Hingga akhir Juni 2022, jumlah kasus PMK di Provinsi Banten mencapai 1.643 kasus, dengan kasus terbanyak di Kota Tangerang yang didominasi sapi ternak.
Menurut Ketua Satgas Nasional Penanganan PMK Letjen TNI Suharyanto, saat ini kasus PMK di Indonesia telah tersebar di 19 Provinsi termasuk di Banten sehingga diperlukan penanganan yang sangat serius dan terintegrasi.
“Pemerintah pusat telah membentuk Satgas Khusus penanganan PMK. BNPB ditunjuk sebagai koordinator. Adapun penanganan PMK berada di bawah koordinasi Menteri Koordinator Maritim dan Investasi sama seperti penanganan Covid-19,” kata Suharyanto usai rapat koordinasi penanganan PMK antara BNPB, Forkopimda Banten dan Kabupaten/Kota se- Banten di Pendopo Gubernur, KP3B, Kota Serang, Selasa (28/6).

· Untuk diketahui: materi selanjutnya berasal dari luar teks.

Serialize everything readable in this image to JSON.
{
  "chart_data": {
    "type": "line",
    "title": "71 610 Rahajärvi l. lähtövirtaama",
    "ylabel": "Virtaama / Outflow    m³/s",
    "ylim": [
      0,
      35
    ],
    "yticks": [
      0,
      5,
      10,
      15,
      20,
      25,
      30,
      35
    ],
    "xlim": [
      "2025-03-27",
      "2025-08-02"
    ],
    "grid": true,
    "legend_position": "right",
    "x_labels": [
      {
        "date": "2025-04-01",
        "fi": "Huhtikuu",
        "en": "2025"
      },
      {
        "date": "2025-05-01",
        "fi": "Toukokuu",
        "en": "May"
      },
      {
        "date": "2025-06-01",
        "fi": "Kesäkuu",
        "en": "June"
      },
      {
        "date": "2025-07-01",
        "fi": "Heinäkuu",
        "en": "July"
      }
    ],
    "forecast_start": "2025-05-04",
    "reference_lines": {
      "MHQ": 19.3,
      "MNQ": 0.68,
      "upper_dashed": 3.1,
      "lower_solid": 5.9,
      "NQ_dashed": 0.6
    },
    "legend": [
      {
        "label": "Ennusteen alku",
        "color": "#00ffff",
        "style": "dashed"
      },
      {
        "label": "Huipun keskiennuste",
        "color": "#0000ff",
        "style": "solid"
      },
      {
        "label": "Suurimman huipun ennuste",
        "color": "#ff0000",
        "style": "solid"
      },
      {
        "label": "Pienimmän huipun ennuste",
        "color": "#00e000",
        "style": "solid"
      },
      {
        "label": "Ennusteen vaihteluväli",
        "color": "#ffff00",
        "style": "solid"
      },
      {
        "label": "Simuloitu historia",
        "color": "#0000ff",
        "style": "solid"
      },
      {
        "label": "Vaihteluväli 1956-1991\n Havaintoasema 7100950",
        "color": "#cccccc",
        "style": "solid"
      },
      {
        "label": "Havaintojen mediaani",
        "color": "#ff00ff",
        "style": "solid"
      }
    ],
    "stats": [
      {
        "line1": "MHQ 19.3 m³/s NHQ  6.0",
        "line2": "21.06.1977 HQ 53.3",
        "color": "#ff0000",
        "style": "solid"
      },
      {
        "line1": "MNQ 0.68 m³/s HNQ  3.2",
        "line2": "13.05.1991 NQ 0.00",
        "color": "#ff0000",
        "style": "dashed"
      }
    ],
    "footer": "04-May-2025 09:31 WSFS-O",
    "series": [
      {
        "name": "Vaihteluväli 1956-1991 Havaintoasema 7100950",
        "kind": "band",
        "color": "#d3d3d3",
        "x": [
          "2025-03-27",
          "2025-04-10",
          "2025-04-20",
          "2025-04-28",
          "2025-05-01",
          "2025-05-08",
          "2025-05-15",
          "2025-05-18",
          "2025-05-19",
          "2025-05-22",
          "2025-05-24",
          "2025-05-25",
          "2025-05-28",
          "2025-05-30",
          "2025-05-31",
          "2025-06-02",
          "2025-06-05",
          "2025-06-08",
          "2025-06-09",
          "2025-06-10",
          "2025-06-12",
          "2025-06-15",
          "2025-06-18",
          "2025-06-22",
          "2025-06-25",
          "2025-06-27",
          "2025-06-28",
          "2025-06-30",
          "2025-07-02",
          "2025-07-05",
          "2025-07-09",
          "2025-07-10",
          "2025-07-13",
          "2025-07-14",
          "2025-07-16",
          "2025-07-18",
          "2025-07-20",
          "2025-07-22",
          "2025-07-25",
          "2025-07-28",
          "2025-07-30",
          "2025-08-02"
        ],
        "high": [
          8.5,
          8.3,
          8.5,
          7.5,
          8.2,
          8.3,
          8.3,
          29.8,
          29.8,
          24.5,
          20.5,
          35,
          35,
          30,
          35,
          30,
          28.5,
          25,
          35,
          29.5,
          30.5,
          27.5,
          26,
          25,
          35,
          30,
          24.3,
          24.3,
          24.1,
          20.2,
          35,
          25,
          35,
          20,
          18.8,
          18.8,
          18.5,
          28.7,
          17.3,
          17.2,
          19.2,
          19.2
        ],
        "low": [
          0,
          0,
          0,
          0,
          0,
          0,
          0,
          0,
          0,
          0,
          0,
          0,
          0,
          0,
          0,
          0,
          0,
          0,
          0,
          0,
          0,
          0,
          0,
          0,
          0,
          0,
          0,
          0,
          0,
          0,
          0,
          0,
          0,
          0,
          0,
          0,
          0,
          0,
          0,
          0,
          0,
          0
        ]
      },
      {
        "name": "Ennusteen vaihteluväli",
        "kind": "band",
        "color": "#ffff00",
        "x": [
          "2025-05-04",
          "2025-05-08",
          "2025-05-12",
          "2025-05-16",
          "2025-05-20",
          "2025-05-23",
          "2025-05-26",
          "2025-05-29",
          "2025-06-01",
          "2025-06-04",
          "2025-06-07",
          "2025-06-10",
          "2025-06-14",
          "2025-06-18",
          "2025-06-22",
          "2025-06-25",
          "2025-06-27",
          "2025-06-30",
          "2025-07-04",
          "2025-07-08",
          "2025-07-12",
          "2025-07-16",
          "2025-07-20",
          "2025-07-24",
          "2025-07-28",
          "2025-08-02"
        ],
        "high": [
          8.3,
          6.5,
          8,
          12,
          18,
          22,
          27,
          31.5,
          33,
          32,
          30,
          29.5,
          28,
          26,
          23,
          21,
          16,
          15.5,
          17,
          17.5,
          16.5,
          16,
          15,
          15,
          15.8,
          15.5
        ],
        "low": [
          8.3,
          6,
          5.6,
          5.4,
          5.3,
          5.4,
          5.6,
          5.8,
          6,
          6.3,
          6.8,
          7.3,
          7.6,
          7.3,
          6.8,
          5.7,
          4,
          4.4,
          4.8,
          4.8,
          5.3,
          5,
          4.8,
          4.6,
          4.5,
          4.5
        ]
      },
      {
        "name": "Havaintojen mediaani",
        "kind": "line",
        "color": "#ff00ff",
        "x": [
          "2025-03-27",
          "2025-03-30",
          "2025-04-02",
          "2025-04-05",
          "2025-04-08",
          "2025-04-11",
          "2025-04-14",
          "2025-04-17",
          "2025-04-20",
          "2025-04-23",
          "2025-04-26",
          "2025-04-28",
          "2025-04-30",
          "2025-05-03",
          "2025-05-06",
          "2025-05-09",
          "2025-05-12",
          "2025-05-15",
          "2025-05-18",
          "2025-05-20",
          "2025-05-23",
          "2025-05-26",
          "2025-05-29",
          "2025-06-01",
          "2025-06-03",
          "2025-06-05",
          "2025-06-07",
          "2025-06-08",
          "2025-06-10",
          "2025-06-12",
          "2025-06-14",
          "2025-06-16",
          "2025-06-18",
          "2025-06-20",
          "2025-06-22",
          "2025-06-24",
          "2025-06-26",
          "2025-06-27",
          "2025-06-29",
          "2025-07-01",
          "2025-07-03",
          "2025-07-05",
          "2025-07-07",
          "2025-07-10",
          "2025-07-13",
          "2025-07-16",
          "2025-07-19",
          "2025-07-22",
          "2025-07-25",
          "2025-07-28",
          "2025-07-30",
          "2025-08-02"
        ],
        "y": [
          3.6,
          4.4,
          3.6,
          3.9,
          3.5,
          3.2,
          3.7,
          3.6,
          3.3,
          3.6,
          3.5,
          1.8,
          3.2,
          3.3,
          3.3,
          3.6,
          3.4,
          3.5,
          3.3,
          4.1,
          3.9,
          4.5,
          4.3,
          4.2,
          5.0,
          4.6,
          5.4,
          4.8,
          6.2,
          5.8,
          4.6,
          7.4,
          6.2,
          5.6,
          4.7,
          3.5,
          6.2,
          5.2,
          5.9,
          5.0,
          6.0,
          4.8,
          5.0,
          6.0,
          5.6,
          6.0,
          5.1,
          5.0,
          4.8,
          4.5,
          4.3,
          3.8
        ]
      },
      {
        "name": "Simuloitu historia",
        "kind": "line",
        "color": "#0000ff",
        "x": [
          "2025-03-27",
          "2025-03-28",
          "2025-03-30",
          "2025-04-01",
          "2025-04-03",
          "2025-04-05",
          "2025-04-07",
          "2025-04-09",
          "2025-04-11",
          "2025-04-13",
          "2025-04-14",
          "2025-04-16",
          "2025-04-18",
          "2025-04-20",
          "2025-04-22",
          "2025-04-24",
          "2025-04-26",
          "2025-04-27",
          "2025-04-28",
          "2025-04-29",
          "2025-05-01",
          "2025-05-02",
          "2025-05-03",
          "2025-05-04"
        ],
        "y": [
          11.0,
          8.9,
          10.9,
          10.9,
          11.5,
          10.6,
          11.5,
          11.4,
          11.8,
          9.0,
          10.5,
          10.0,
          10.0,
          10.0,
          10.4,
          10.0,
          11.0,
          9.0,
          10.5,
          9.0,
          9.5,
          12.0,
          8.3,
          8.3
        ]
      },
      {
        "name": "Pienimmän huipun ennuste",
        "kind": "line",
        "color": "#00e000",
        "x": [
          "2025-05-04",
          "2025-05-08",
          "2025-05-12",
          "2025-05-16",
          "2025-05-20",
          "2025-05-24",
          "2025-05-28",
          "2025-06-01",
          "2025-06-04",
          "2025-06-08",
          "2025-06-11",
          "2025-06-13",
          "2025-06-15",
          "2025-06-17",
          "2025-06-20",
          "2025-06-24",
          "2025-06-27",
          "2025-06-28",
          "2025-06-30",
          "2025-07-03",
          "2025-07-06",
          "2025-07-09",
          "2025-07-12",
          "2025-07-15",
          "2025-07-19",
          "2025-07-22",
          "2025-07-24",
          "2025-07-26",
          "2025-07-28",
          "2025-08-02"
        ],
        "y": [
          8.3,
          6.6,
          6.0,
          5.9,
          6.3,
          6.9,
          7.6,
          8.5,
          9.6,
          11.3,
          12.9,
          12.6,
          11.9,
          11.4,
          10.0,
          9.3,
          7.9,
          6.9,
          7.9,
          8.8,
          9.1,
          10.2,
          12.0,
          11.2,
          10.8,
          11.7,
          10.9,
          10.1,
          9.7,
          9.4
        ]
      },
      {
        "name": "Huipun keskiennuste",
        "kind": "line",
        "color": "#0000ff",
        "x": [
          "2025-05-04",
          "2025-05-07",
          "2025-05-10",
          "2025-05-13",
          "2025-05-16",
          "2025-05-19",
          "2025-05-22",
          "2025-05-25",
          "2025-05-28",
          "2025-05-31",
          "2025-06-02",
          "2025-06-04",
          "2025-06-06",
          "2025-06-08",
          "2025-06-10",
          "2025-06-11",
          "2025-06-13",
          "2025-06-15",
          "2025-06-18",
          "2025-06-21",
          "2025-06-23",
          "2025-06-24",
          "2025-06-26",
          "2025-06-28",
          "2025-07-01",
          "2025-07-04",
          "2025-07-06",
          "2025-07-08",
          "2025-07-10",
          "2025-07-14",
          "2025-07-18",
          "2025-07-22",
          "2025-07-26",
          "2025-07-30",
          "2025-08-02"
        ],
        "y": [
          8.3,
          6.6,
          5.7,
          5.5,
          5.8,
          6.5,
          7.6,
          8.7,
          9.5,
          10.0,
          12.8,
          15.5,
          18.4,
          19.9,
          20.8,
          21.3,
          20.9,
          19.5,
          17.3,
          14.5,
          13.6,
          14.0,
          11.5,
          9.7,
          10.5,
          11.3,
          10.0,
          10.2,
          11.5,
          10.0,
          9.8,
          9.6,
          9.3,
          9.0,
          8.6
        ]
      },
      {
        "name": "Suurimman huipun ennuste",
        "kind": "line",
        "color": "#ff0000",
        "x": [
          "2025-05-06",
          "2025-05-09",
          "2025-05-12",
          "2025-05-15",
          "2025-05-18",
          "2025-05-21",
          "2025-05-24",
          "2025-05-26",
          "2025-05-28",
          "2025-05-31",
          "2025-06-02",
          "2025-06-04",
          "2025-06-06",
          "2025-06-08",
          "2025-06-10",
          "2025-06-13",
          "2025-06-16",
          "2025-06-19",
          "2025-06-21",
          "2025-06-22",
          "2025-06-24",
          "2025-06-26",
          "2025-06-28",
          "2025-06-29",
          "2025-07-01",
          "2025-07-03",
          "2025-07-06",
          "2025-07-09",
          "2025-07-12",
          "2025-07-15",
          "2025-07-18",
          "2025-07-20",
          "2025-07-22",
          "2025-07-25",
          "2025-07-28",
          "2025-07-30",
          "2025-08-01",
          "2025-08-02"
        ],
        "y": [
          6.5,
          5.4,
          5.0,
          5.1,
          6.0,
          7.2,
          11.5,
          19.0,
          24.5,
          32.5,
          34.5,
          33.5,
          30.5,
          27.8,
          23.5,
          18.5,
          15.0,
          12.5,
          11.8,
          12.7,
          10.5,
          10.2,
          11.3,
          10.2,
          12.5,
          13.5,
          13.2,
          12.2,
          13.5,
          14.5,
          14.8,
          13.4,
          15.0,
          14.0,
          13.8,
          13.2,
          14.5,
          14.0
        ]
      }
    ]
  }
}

Suharyanto yang juga menjabat Kepala BNPB ini melanjutkan, saat ini pihaknya sedang melakukan tahapan pengumpulan data dan keterangan terkait populasi ternak serta sudah sejauh mana hewan ternak yang telah terinfeksi. Kemudian dalam penanganan juga melibatkan pakar-pakar yang kompeten dalam penanganan penyakit hewan.
“Besok (hari ini) akan ada diskusi yang mendalam di Kementerian Pertanian nanti akan dilanjutkan dengan rapat koordinasi di bawah Menkormarves, nanti disitu akan jelas apa yang akan dilakukan, apakah sistem lockdown tingkat pulau, Provinsi, Kabupaten/Kota, ini pun terkait bagaimana mengatur lalu lintas hewan jelang hari Raya Idul Adha,” tuturnya.